I’m scared of everything; the dark, being home alone, bugs, ninjas that use trampolines to bounce onto my room. Everything.
A decade ago, my sister suggested that we go to Halloween Night at our local theme park. It was a fun idea. For Diana. For me, it was an exercise it trying not to wet my pants. I clung tight to my sister all evening, as a comfort, or a shield, and if necessary an offering. Although, a bigger, fatter person would have made a much better shield, but scaredy cats take what they can get.
I spent the whole evening being terrified out of my skin, at points throwing myself and Diana sideways with the intensity of my reactions. That was until we got to the pig-man. He wasn’t a person, or at least from the chest down he might have been, but up top, he was a pig. Or sort of a pig.
Pigs share an awful lot of our genetic code which is why they get used in science a lot. This creature looked like he had come out of the wrong end of an experiment. He was making these tortured, animalistic sounds. While I spent the entire night feeling like I was going to die, when I met the pig-man, I was certain my time had come.
I bolted for the exit, throwing Diana backwards towards the pig-man as a sacrifice. “I’m sorry she’s not bigger or fatter,” I called over my shoulder.
That last part isn’t true. The only thing that came out of my mouth was the strangled howl of a person escaping death. I ran the rest of the way through the house, shoving the other tourists out of the way in my bid for salvation.
When Diana emerged from the haunted house, she was furious. “You threw me at the pig man! There was ONE scary thing in this entire park and you threw me at it!”
There may have been one scary thing to her, but for me, the entire park was scary, while the pig-man was the harbinger of my death.
I’m reading Margaret Atwood’s “Oryx and Crake”. Diana recommended it. “It’s really good, you’ll love it.”

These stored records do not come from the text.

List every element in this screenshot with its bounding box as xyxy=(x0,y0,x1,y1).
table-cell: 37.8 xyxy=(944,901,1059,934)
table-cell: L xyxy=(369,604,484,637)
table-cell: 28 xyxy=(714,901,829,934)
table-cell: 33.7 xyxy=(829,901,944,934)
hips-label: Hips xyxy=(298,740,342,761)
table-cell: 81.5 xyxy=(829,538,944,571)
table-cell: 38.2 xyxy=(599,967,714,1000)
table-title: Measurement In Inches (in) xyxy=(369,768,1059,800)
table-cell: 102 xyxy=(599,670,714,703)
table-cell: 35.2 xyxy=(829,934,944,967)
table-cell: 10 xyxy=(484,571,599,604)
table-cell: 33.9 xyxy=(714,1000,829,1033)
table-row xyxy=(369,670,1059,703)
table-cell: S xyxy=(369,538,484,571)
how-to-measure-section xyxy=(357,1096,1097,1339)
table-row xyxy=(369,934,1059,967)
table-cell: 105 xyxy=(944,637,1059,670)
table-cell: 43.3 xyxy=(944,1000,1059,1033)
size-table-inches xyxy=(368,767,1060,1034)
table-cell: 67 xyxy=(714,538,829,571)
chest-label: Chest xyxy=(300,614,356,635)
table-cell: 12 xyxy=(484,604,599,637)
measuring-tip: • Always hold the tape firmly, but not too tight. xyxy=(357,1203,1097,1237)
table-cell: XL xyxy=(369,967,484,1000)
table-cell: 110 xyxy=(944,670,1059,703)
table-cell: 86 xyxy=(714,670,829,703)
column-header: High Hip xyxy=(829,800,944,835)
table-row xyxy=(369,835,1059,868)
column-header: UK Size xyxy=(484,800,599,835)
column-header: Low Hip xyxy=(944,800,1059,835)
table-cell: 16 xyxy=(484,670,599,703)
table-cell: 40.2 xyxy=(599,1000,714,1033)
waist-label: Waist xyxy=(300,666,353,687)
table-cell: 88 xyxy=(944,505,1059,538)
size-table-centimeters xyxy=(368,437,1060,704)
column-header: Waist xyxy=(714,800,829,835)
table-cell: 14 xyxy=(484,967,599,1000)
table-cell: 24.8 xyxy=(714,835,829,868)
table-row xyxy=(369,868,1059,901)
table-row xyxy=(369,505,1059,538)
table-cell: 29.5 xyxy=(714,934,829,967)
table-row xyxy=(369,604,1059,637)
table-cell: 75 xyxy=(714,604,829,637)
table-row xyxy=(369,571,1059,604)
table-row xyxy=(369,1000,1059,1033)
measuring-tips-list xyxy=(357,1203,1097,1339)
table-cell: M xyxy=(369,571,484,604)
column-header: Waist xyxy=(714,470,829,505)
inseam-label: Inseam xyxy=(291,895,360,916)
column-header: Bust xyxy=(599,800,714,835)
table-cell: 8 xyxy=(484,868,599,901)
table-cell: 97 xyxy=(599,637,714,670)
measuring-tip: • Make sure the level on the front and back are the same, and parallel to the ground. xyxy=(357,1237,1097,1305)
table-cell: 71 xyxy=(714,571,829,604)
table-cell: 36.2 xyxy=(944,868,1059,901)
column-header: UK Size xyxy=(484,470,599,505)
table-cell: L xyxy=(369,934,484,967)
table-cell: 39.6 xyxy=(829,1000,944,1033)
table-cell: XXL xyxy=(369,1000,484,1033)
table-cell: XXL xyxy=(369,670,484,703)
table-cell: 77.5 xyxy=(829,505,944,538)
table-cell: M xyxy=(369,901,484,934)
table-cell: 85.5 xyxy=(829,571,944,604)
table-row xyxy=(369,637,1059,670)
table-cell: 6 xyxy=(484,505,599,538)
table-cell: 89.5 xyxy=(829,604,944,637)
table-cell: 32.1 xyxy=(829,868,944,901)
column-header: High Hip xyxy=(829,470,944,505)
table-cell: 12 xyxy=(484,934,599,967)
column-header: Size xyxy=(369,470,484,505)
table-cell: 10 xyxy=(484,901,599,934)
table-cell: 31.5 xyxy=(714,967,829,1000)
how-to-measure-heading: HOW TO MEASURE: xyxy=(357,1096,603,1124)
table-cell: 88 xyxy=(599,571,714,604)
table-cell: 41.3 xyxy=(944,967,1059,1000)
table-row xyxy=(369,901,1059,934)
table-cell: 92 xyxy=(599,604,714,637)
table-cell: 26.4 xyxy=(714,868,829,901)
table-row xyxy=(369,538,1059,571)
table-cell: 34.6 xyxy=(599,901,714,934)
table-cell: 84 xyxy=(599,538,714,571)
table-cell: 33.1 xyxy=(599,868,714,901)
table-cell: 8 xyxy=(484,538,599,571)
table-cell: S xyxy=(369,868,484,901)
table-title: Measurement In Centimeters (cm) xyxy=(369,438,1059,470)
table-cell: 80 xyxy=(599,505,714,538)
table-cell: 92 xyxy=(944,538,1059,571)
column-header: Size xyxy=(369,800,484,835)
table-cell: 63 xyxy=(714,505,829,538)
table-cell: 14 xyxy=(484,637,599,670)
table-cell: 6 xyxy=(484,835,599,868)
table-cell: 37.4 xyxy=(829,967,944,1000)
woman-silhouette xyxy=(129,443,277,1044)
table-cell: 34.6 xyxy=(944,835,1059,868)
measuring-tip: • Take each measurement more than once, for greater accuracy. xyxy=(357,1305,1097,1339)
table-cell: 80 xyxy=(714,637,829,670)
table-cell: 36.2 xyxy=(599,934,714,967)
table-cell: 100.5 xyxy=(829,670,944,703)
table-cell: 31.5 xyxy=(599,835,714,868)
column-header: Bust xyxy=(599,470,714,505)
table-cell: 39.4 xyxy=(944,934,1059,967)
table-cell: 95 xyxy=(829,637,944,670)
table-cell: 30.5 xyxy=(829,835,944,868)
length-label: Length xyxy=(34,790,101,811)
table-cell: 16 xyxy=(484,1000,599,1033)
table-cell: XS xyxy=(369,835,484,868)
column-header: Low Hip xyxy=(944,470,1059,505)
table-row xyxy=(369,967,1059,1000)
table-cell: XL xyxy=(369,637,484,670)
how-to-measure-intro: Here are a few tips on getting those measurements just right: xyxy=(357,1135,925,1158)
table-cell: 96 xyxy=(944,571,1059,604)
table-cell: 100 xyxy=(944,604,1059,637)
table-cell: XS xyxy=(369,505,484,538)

I was so scared after reading the book last night that I couldn’t go downstairs to brush my teeth. My son has been sleeping in my bed and not for his comfort, for mine. There have been a couple of times, after closing the book this past week, when I’ve felt like leaning over and shaking my four year old awake. “C’mon buddy, Mommy has to go to the bathroom. You have to come with me. Wake up, wake up; I do this for you in the morning.”
There’s nothing quite like reading about the end of the world, when it feels like you’re living through the end of the world.
Finally, I called my sister on it. “That was a really scary book you wanted me to read.”
“Really? Was it?” The skeptical note in her voice nearly killed me.
“You don’t remember the hemorrhagic plague that killed everyone? And the genetically-altered, murderous pigs?” My mind went back to the night of the pig-man.
“Oh yeah, I guess it was scary.” This admission came out like I had corrected her on the colour of our childhood dollhouse.
And then it came to me, this was her revenge for offering her up to the pig-man. Life is long. But sibling rivalry is longer. I’m scared for what she has planned for the afterlife.